Ahora tendrían medio mes de mayo por delante, y bien pronto ya el verano <<tiempo de playa y sol>>, luego el otoño…y cada estación de cada año, ilimitadamente.

Todo siguió su curso, su progresiva adaptación, con sus necesarios tempos, de los que estuvimos muy al caso, Fernando y yo, durante los primeros años.

Una de las cosas que me quedaron grabadas, de situaciones que íbamos comentando, fué que el equipo oficial que llevaba allí el seguimiento (una psicóloga y una trabajadora social) les insistieron, corazón en mano, en que era importante, tanto por parte de ellos dos como de las personas que iban a formar parte de su entorno cercano, que quedase claro que Daniel, por su bien, tenia derecho a ubicarse y enraizarse totalmente en su nueva vida, sin el peso de ninguna mochila referente a su pasado.

Y creo que supieron, supimos, los de su entorno más próximo, cumplir con esa recomendación.
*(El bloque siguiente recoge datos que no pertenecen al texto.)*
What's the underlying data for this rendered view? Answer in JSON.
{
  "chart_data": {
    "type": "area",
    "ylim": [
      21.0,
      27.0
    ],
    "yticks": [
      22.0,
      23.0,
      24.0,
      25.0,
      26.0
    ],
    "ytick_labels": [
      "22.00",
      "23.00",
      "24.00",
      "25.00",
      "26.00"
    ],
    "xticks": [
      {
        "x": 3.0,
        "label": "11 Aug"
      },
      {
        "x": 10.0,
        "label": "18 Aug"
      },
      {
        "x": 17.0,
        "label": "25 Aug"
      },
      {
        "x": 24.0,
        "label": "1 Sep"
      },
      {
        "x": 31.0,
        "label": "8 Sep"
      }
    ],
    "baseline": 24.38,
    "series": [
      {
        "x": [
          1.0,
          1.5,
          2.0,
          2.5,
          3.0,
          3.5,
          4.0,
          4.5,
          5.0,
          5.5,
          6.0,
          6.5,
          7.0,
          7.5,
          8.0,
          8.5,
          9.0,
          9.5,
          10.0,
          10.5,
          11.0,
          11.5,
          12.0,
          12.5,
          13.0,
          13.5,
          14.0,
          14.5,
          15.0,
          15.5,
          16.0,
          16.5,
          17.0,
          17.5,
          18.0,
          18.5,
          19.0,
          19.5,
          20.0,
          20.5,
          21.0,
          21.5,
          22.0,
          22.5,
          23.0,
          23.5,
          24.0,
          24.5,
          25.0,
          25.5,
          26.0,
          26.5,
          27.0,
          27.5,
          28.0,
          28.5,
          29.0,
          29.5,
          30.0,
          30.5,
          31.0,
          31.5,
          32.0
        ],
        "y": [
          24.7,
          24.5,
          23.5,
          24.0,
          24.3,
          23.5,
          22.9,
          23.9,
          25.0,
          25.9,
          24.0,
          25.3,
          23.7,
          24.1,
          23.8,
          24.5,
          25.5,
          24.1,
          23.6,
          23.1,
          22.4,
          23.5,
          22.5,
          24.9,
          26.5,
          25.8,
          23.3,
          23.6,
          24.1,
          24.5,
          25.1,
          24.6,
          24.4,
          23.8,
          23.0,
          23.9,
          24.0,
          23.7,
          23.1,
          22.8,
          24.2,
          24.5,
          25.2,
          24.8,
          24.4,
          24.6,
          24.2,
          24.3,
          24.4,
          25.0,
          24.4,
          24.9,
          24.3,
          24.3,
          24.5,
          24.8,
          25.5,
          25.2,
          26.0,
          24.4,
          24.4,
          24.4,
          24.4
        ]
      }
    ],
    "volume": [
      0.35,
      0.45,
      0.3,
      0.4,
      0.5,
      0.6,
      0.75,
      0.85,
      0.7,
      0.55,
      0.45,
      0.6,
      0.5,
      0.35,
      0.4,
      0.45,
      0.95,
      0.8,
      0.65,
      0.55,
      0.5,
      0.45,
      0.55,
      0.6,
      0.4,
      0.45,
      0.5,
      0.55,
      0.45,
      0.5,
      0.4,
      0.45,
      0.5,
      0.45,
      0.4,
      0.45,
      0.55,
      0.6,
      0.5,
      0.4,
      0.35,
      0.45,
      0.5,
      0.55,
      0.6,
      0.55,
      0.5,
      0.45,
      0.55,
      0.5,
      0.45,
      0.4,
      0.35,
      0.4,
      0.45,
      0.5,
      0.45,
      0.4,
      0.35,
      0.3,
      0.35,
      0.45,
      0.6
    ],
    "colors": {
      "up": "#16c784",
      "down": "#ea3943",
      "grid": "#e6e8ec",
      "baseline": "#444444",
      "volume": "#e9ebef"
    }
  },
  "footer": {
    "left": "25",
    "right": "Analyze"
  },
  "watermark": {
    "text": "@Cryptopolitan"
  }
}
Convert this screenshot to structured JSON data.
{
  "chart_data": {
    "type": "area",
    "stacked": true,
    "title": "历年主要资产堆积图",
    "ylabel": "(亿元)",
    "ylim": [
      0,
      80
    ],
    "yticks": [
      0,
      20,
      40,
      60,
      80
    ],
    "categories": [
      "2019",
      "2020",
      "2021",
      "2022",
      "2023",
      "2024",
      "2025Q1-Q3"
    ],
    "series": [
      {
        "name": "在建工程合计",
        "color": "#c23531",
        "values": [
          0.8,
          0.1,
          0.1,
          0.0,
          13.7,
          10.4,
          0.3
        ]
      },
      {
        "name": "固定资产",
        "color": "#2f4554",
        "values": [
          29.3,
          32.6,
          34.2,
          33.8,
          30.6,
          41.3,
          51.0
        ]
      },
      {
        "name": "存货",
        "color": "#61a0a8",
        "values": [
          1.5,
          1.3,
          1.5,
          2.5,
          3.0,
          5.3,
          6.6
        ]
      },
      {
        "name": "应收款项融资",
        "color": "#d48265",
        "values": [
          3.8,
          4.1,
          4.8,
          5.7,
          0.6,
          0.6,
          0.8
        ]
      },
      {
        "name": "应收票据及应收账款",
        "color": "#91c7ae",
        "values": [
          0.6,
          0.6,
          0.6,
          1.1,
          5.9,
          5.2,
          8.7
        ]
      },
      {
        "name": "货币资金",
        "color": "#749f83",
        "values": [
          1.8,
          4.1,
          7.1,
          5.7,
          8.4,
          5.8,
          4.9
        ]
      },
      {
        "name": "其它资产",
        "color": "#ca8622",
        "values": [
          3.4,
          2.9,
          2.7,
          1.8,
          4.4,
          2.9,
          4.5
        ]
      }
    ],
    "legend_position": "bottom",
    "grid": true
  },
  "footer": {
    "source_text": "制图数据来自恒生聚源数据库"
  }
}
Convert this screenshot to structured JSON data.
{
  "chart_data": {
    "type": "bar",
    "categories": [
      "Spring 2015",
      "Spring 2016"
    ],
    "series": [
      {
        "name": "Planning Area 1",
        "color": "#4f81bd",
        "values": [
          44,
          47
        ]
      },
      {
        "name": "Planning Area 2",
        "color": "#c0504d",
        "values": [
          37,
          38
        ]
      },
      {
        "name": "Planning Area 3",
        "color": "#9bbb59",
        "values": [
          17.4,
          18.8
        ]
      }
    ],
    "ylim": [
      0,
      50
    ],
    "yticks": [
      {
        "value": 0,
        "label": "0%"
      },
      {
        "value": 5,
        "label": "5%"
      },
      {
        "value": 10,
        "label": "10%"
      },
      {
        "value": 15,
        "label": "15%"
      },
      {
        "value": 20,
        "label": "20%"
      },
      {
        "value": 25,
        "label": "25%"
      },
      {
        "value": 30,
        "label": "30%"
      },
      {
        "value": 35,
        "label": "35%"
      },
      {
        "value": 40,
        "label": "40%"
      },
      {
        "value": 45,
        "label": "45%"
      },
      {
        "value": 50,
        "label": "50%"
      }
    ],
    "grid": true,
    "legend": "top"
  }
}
Aunque, por lo que Martina y Raúl me iban explicando, Daniel se tuvo que ir acostumbrando a según qué importunios de muy poca delicadeza, así como «¿y quién era tu madre verdadera?» ; o

«Tú no eres de aquí, tú eres de allí»; «tu família de verdad está allí, y tendrás que ir a conocerles ¿no?»; «quizás tienes muchos hermanos, de otros padres, y tú no lo sabes»; «¿ tú eres un niño abandonado? ¡ pues vaya madre!»; «algún día tendrás que conocer a tu madre verdadera, ir a verla» o…

Y algunas, con el avance de su edad y la de sus compañeros, bastante malintencionadas o bien, aún sin mala intención, muy burdas.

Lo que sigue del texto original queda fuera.